Sunday, 23rd February, 2020


Man who slapped Gauhar Khan for wearing skimpy clothes set to become a fashion consultant

01, Dec 2014 By indianpsycho

Mumbai. Leading fashion designing institutes across India have decided to hire services of Mohammad Akil Mallik, the man who earlier slapped television celebrity Gauhar Khan for wearing short clothes.

Akil will become a fashion consultant for these institutes and guide budding fashion designers on the type of clothes they should be designing and marketing.

Fashion institutes don't want such incidents to be repeated.
Fashion institutes don’t want such incidents to be repeated

With growing number of people having expertise on what clothes women should wear, the fashion institutes thought it made sense to have one on board so that their product is safe to wear.

“What’s the point of designing expensive clothes and selling them in the market, if in the end wearer of those clothes are going to get slapped in public,” Director of NIFT explained the reason behind institutes decided to honor Akil with the consulting project.

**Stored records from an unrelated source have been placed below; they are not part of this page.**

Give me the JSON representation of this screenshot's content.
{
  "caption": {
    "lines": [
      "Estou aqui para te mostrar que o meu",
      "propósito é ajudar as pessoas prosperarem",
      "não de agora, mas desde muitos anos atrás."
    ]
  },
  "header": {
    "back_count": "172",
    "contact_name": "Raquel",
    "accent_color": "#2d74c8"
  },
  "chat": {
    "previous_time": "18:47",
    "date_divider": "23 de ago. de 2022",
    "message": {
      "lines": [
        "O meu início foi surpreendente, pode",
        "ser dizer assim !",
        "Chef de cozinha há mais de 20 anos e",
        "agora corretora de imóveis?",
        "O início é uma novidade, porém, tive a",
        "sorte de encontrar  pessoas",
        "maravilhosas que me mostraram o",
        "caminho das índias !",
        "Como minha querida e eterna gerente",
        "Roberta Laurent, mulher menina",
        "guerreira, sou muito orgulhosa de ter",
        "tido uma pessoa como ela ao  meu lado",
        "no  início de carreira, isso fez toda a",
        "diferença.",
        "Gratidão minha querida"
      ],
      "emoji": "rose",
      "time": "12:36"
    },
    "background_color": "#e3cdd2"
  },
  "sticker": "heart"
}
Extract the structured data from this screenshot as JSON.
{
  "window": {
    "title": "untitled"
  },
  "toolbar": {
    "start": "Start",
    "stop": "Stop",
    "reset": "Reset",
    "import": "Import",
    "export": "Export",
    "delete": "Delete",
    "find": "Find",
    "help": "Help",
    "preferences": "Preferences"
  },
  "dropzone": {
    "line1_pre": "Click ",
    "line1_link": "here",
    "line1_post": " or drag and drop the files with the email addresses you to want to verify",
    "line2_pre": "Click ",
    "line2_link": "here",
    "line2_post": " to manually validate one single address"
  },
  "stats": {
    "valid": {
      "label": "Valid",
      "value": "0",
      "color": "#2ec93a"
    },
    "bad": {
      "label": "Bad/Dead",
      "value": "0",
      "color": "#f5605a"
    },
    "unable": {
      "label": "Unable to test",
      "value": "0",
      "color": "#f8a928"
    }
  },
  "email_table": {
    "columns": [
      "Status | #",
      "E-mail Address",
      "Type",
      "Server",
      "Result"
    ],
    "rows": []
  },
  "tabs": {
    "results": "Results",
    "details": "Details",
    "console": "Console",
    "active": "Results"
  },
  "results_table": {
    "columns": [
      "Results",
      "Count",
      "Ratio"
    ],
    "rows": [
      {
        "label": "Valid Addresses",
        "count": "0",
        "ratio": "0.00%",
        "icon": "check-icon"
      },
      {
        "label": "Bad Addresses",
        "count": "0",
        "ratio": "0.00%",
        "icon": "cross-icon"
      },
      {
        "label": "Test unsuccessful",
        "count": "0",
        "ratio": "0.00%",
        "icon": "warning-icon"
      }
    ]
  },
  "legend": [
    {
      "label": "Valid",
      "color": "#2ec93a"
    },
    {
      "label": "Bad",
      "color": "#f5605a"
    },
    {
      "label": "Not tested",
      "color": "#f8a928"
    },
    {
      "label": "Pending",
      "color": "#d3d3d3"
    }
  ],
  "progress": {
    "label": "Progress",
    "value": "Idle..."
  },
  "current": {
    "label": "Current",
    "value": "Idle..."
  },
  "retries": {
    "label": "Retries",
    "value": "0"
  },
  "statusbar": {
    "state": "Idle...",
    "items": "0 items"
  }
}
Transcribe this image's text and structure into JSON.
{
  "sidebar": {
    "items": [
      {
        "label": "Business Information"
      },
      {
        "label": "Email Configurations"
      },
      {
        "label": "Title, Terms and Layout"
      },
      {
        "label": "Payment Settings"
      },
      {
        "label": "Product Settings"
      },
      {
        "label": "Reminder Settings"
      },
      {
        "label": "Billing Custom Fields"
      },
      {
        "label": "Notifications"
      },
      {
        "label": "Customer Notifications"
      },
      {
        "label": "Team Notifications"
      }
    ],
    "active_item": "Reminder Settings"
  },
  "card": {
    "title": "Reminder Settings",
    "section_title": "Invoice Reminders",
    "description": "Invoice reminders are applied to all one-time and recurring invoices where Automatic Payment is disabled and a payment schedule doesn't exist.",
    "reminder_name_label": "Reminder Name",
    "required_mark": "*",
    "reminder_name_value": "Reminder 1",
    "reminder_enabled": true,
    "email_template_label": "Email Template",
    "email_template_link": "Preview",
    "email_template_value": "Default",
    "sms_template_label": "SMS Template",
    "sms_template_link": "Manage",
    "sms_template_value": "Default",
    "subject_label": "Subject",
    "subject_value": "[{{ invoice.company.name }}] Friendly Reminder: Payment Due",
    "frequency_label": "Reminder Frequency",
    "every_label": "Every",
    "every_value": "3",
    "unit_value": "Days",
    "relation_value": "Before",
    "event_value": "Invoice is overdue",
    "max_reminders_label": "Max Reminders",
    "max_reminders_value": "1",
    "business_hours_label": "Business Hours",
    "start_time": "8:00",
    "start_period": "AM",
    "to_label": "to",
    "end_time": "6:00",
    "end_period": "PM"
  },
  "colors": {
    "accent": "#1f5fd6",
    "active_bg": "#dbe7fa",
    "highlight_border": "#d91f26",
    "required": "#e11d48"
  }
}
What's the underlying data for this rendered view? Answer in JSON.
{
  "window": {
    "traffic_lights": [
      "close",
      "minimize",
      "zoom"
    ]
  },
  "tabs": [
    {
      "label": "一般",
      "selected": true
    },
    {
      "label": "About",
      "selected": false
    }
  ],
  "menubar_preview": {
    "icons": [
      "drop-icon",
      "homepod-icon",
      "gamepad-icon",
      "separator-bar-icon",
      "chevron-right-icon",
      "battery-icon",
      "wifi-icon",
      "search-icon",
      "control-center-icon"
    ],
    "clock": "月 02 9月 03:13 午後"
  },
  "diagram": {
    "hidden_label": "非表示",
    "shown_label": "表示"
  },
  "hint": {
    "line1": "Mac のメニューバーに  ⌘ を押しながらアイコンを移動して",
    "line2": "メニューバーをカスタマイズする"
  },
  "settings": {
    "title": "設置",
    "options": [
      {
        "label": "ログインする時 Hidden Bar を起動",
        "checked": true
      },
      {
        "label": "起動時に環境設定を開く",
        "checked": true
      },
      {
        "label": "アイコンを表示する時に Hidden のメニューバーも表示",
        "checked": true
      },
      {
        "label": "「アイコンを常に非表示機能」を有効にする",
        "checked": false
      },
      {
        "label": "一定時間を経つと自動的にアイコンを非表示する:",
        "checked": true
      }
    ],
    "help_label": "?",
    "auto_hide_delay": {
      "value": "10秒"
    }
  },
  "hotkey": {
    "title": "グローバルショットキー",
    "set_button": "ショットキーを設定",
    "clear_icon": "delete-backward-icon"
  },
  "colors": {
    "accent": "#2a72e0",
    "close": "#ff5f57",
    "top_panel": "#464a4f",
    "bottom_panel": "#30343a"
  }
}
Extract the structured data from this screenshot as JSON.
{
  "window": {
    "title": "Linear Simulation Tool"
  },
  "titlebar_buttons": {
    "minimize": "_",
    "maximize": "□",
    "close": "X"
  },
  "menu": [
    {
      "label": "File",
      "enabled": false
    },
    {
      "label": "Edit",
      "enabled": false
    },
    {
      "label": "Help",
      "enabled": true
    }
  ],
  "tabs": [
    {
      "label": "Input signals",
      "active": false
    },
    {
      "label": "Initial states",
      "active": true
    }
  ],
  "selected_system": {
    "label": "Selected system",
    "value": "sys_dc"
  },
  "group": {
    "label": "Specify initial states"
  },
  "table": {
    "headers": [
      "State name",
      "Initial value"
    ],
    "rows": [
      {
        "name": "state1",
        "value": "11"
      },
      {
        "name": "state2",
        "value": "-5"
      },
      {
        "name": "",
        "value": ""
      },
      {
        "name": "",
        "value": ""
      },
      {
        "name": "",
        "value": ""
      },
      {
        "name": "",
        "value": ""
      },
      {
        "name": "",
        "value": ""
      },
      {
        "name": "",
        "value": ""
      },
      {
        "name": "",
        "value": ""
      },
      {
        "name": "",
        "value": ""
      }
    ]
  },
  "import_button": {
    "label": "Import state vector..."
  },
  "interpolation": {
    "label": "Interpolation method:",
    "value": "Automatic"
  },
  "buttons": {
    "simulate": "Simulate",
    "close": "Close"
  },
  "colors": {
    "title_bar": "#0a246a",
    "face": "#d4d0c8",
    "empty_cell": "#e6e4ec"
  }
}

Akil is now going to guide students as to how they can aesthetically cover various body parts through a dress so that it does not enrage otherwise peace loving people like him.

“He is even helping us design a special burqa, in which he claims women can do practically everything, be it anchoring a TV show, tanning on the beach, doing yoga, washing utensils, cooking food, etc.,” NIFT director confirmed the ambitious project of Akil.

“He argues that god has created every woman as equal, then why should their faces and other body parts appear different? Therefore they must be covered with a standardized dress, so that there is no difference and discrimination,” he added.

Since Akil would be interacting with many female students too, his hands and legs would be tied to ensure there is no untoward incident.

When Faking News asked Akil why did he tease and touch Gauhar inappropriately before slapping her if he cared so much about dignity of Muslim women, he replied, “I wanted to explain how a skimpy clad women could invite eve teasing in public and was just trying to demonstrate that.”

Meanwhile fashion photographers and news organizations have objected to this move by the fashion institutes, claiming it to be an attack on their content strategy freedom of expression and choice.